Invité de l’émission lynx opinion de ce mardi 18 juillet 2017, le Pr Salifou Sylla, ancien ministre de la Justice, est revenu sur l’actualité qui défraye la chronique dans notre pays. Il s’agit notamment du regard critique sur la gouvernance, consensus sans scrupule, la violation de la loi les dirigeants, l’absence d’un Etat de droit, la violation de la constitution, la crise qui mine la CENI, le code électoral, les élections communales, le manque de véritables Premiers ministres chefs de gouvernement en Afrique et particulièrement en Guinée.
Les opposants d’Alpha Condé envisagent une série de manifestations sur les places et voies publiques pour, disent-ils,  le non respect des clauses politiques et la volonté affichée du pouvoir de « tuer » et de « berner » toutes les voix discordantes des forces vives. Pr Salifou Sylla pointe un doigt accusateur sur le pouvoir en place pour le non respect des textes juridiques: « J’ai un regard critique de la gouvernance actuelle. On ne peut pas gouverner un Etat par des consensus et des accords. Dans ce pays, nous avons connu pas mal de tables rondes et de dialogues, mais sans aucune suite favorable.

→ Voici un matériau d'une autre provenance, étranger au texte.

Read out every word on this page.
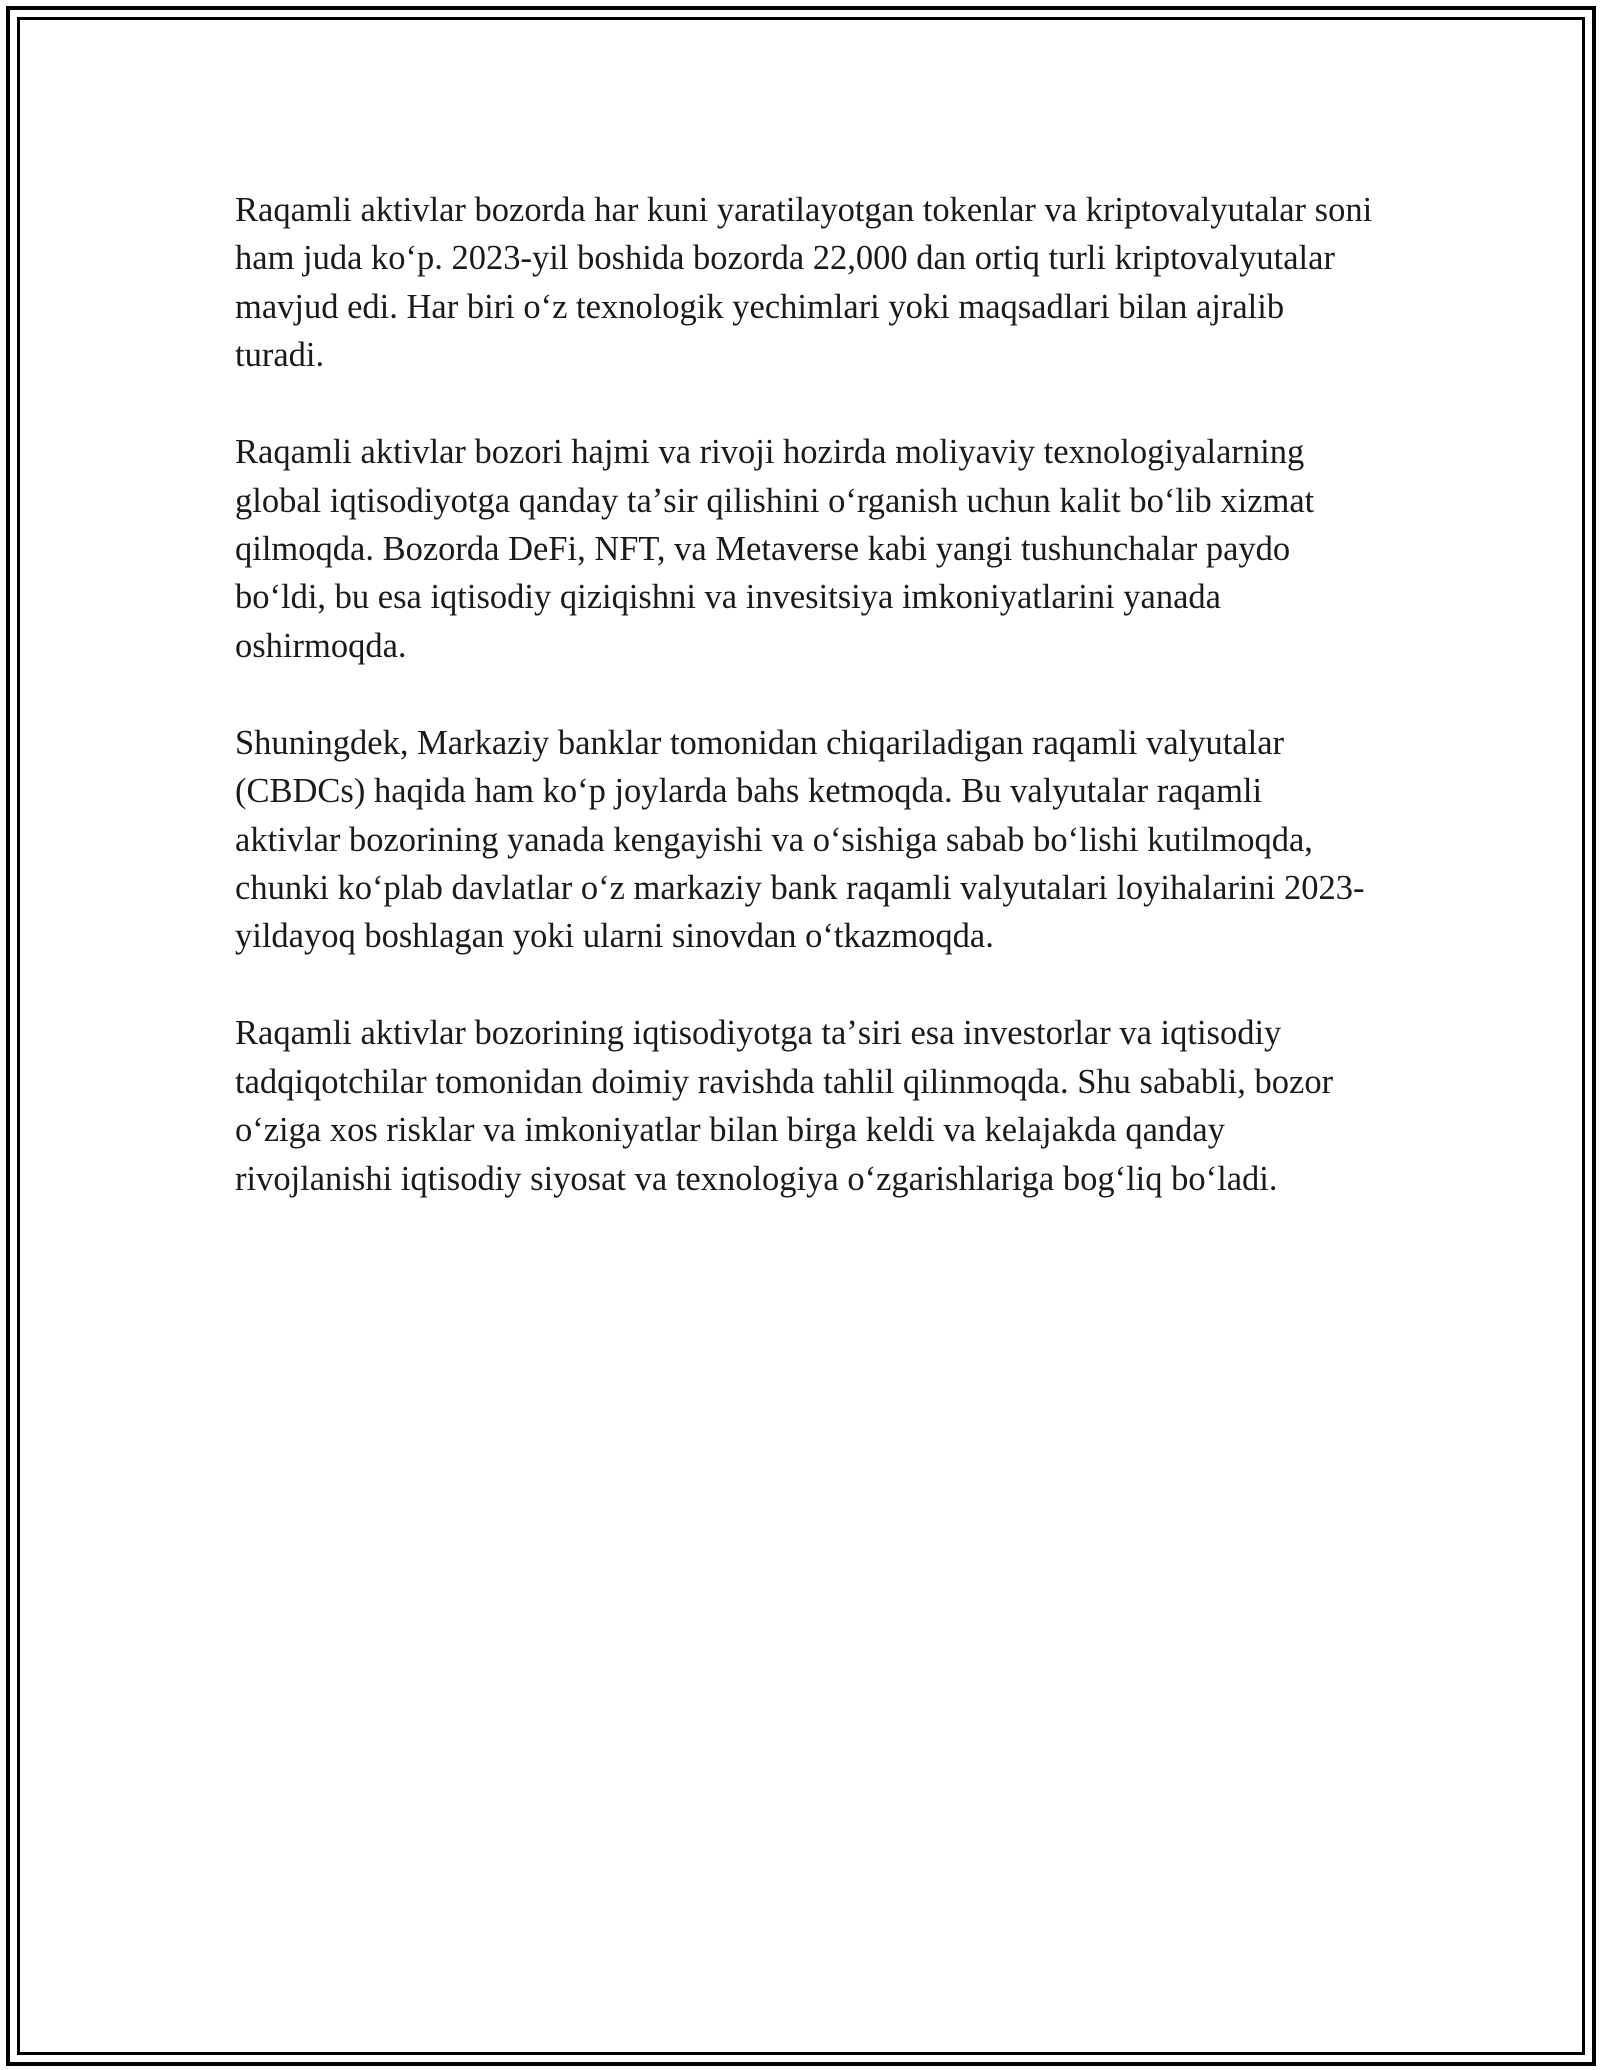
Raqamli aktivlar bozorda har kuni yaratilayotgan tokenlar va kriptovalyutalar soni ham juda koʻp. 2023-yil boshida bozorda 22,000 dan ortiq turli kriptovalyutalar mavjud edi. Har biri oʻz texnologik yechimlari yoki maqsadlari bilan ajralib turadi.

Raqamli aktivlar bozori hajmi va rivoji hozirda moliyaviy texnologiyalarning global iqtisodiyotga qanday taʼsir qilishini oʻrganish uchun kalit boʻlib xizmat qilmoqda. Bozorda DeFi, NFT, va Metaverse kabi yangi tushunchalar paydo boʻldi, bu esa iqtisodiy qiziqishni va invesitsiya imkoniyatlarini yanada oshirmoqda.

Shuningdek, Markaziy banklar tomonidan chiqariladigan raqamli valyutalar (CBDCs) haqida ham koʻp joylarda bahs ketmoqda. Bu valyutalar raqamli aktivlar bozorining yanada kengayishi va oʻsishiga sabab boʻlishi kutilmoqda, chunki koʻplab davlatlar oʻz markaziy bank raqamli valyutalari loyihalarini 2023-yildayoq boshlagan yoki ularni sinovdan oʻtkazmoqda.

Raqamli aktivlar bozorining iqtisodiyotga taʼsiri esa investorlar va iqtisodiy tadqiqotchilar tomonidan doimiy ravishda tahlil qilinmoqda. Shu sababli, bozor oʻziga xos risklar va imkoniyatlar bilan birga keldi va kelajakda qanday rivojlanishi iqtisodiy siyosat va texnologiya oʻzgarishlariga bogʻliq boʻladi.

Il y a véritablement une absence d’un Etat de droit et les Guinéens en ont besoin. On ne peut pas construire un Etat de droit par des incantations et de promesses stériles.»
Revenant sur le rôle que devraient jouer les premiers ministres chefs de gouvernements en Guinée, l’ancien ministre de la justice ironise: «Il n’y a pas des premiers ministres chefs de gouvernement. La Guinée n’en a jamais connu. Le président actuel ne partage jamais et les premiers ministres président les cérémonies de lecture du saint coran et organiser les ‘’mamayas ». Le pouvoir ne donne aucune valeur et aucune prérogative au PM. Il s’accapare de tous les pouvoirs.»
Evoquant la question de la modification et la violation de la constitution, le juriste affirme: « Même les dictateurs organisent les référendums et les référendums n’ont pas nécessairement un critère démocratique. La constitution est sacrée et aucune personne ne doit la violer. »
Revenant sur le code électoral, la CENI, les élections communales et l’opposition républicaine, le juriste dénonce: « La CENI est incapable d’organiser les élections. Elle est fondamentalement incapable. Elle n’a jamais organisé des élections justes et transparentes. Bakary Fofana a été imposé hier par l’actuel président de la République. Actuellement, il semble qu’il est lâché par le même président. Cette crise ne commence pas aujourd’hui et il a toujours géré la CENI de manière opaque.»